Journey into space
Here is a fun way to discover your students’ prior knowledge about SPACE!
Children generally have a natural curiosity about the world around them. They enjoy finding out things for themselves and love to ask ‘why’ questions about what they see.
At the beginning of a new science unit, many teachers conduct ‘brainstorms’ or complete ‘What we already know’ charts with the class. The following activity is an interactive way to discover your students’ prior knowledge (and often misconceptions) about space and the universe. The activity allows students to be involved, role-play, use their imaginations and develop a positive attitude towards science.
Prior to the lesson:
Move the tables to the side of the room and position the chairs so that they are equally spaced. For a more realistic experience, students can make astronaut’s helmets out of cardboard boxes and aluminium foil. Have the helmets positioned on the chairs for the ‘astronauts’ to put on as they enter their spacecraft.
If available, have an adult helper record comments by the students that are of interest or are misconceptions. These comments can be used when programming a unit about space or to adjust a current program to suit the needs of the particular class.
Science Topic – Space
- When students enter the classroom, inform them that they will be leaving the school today as they have been assigned a mission to explore space.
- Students need to go to their spacecraft and strap themselves into their chairs ready for take off. (Students walk in and lie on the floor facing their chair with their legs up on the seat as though they are sitting vertically in a rocket.)

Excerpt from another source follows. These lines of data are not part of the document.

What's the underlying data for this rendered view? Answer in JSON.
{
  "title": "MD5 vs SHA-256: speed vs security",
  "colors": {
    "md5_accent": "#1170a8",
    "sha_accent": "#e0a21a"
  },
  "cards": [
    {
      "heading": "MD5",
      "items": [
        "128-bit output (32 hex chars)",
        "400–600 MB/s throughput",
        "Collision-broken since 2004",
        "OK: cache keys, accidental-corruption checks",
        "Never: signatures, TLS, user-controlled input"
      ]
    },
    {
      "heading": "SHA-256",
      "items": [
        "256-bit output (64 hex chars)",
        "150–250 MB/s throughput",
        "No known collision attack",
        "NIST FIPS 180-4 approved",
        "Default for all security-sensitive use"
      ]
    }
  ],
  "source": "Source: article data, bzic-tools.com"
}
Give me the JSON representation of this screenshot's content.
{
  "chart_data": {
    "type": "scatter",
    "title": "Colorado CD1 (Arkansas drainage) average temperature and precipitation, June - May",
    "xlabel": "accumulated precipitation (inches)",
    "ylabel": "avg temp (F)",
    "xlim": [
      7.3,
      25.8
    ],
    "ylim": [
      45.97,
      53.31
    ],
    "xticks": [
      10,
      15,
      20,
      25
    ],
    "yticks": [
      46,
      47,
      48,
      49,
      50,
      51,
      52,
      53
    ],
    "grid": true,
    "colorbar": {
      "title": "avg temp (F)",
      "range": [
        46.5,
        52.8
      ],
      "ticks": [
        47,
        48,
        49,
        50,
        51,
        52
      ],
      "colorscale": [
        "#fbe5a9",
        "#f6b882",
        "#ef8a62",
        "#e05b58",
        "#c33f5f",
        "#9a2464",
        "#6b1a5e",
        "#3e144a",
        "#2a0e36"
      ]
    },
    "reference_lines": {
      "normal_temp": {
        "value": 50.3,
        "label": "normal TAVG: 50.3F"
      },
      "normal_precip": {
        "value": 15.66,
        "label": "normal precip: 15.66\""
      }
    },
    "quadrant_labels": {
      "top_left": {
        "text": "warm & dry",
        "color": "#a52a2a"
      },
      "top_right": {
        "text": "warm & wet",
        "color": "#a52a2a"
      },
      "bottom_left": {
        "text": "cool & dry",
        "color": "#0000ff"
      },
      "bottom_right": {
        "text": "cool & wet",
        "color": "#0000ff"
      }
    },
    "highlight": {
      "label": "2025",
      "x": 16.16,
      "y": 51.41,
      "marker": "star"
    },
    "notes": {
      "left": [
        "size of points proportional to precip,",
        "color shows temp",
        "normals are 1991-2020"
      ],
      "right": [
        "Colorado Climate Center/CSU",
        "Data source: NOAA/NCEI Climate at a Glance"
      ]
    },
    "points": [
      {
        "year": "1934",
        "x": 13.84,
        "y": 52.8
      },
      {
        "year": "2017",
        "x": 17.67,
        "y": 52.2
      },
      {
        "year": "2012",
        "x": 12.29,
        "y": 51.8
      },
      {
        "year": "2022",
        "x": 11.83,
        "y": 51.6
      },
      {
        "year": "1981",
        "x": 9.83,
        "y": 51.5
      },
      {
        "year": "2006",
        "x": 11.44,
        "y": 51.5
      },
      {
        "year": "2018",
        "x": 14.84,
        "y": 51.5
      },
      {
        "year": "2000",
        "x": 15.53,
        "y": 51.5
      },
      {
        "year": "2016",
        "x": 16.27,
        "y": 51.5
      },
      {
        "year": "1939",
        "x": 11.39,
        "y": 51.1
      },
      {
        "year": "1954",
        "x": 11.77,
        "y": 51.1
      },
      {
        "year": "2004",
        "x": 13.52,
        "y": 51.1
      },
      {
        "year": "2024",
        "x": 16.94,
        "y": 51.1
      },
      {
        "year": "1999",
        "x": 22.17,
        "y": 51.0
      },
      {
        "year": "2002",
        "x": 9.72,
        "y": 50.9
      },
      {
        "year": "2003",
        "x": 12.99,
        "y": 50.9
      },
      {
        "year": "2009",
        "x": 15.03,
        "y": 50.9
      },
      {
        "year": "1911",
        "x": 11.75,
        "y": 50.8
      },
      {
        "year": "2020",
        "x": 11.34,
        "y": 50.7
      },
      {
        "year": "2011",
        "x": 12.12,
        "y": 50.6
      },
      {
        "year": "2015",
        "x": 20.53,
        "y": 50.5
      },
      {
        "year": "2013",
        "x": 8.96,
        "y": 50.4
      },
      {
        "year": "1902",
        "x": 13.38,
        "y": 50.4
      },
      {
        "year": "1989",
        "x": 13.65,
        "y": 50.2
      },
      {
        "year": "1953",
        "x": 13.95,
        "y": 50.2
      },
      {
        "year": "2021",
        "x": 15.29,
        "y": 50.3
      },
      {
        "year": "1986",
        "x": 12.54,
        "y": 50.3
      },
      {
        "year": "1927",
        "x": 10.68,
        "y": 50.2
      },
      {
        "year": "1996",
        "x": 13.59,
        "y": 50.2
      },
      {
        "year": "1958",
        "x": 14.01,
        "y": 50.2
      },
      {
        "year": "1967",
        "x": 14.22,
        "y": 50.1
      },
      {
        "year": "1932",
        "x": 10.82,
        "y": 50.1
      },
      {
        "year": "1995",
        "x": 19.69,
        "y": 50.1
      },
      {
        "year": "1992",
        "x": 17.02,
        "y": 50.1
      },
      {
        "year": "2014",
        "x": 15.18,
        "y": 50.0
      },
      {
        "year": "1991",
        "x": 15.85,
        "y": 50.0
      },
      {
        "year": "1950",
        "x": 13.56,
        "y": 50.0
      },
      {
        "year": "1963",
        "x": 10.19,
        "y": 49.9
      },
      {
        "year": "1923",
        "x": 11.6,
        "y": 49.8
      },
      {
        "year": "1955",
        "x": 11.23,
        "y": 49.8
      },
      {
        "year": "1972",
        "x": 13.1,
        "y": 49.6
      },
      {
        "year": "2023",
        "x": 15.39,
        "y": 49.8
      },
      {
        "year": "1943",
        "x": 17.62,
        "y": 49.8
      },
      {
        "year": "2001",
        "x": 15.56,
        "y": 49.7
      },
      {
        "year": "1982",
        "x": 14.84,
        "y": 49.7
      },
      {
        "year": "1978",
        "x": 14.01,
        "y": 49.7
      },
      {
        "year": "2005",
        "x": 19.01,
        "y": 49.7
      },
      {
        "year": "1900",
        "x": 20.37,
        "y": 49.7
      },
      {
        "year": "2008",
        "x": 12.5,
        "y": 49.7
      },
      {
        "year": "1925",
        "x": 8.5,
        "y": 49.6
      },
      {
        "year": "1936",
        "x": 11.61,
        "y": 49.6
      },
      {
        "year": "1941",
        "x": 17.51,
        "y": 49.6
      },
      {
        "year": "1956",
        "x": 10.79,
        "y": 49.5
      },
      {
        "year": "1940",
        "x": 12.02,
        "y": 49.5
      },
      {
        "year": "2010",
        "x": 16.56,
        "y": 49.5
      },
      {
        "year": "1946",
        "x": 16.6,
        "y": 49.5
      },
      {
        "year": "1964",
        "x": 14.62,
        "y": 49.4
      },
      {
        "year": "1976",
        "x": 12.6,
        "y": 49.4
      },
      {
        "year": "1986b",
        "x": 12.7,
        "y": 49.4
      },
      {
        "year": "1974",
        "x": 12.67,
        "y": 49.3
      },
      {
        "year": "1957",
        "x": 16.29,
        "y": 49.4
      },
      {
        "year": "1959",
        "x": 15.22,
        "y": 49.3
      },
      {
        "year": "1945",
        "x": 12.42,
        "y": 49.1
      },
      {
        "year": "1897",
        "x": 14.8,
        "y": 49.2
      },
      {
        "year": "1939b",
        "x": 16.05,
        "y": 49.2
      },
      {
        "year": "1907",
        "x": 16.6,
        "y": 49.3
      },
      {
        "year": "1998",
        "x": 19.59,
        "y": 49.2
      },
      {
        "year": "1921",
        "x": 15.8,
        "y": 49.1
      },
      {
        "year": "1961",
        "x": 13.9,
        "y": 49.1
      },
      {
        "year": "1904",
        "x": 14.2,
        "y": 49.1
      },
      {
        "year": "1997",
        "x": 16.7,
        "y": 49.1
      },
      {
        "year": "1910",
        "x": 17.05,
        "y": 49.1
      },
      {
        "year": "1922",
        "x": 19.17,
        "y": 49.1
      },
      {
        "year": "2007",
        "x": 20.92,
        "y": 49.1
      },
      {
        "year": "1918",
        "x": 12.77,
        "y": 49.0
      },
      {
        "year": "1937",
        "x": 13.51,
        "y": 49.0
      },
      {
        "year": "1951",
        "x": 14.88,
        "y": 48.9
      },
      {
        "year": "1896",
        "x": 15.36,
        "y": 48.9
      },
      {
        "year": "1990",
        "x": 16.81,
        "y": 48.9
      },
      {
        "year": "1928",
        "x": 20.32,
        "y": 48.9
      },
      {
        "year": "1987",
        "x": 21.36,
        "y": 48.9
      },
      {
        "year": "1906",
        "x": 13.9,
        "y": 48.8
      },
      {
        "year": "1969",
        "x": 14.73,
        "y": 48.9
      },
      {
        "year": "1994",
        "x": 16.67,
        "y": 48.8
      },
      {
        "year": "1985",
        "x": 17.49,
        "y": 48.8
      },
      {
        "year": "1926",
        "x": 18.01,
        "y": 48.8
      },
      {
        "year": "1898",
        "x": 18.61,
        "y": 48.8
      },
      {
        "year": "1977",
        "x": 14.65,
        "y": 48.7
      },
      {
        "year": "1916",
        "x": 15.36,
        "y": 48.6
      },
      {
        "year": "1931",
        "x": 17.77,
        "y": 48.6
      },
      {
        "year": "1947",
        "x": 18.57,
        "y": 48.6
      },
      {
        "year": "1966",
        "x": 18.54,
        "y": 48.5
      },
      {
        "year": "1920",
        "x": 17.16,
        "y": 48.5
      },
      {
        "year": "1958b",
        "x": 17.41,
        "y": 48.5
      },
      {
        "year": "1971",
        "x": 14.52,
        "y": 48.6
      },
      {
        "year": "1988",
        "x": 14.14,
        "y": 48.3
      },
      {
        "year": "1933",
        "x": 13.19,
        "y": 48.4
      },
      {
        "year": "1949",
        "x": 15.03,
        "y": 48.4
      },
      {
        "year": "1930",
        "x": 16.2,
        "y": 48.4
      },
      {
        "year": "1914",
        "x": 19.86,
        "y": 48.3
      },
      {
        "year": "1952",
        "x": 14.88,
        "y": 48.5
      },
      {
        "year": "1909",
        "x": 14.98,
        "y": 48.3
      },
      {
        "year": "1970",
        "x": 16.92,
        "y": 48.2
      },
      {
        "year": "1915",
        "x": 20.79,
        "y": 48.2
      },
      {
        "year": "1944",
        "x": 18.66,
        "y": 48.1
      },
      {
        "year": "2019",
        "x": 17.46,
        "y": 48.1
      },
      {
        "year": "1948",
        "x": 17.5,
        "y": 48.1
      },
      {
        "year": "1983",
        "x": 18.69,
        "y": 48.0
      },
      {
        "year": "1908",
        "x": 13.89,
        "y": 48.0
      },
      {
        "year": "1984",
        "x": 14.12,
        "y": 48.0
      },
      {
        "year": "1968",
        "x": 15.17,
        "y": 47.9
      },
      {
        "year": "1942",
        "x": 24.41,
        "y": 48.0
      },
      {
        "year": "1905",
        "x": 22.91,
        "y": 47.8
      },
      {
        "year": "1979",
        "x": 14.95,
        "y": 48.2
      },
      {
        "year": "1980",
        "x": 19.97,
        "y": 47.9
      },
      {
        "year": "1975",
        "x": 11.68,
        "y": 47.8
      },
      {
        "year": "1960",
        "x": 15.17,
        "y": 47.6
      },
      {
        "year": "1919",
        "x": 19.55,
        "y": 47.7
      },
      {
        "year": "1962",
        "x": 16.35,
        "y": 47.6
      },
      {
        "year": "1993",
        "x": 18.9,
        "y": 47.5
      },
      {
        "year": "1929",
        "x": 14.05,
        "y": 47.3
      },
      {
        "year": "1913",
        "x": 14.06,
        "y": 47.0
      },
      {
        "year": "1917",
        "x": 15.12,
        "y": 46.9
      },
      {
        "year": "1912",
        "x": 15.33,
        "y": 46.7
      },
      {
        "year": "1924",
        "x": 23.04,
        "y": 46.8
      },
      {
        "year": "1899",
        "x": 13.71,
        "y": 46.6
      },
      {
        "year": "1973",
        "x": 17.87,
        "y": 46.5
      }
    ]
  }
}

- Tell the students to hold their controls and start their spacecraft. Begin the count down. 10, 9, 8, 7, 6, 5, 4, 3, 2, 1 Blast off! Students make the appropriate noises as though their spacecraft is leaving the Earth.
- Tell the class that the take off was successful and they are now leaving earth. Ask the question: What can you see? (Birds/clouds/rainbows/the atmosphere/the ozone layer etc.)
- Announce to the astronauts that they have reached space. What can they see? (Stars/black holes/meteorites/comets/satellites/space junk/UFOs/aliens/planets – which ones? etc.)
- They are now travelling past the moon. What does it look like? (Grey/craters/like cheese/a man’s face/light side and a dark side/flags on it etc.)
- All of a sudden, the students’ spacecraft are filled with light. Tell the class that they must shield their eyes as they have travelled too close to the Sun. The students must quickly steer away from the sun to save their craft from melting. What can they feel? (Warmth/heat)
- The spacecraft continue to travel away from the sun. Which planets are they passing? What do they look like? (Away from the sun – Mars, Jupiter, Saturn, Uranus, Neptune, Pluto.)
- Finish the lesson by directing the astronauts to fly their spacecraft back to Earth. A capsule containing the astronauts will be dispatched and land on Earth (where?) using a large parachute to slow its fall.
- Congratulate the astronauts on a successful mission!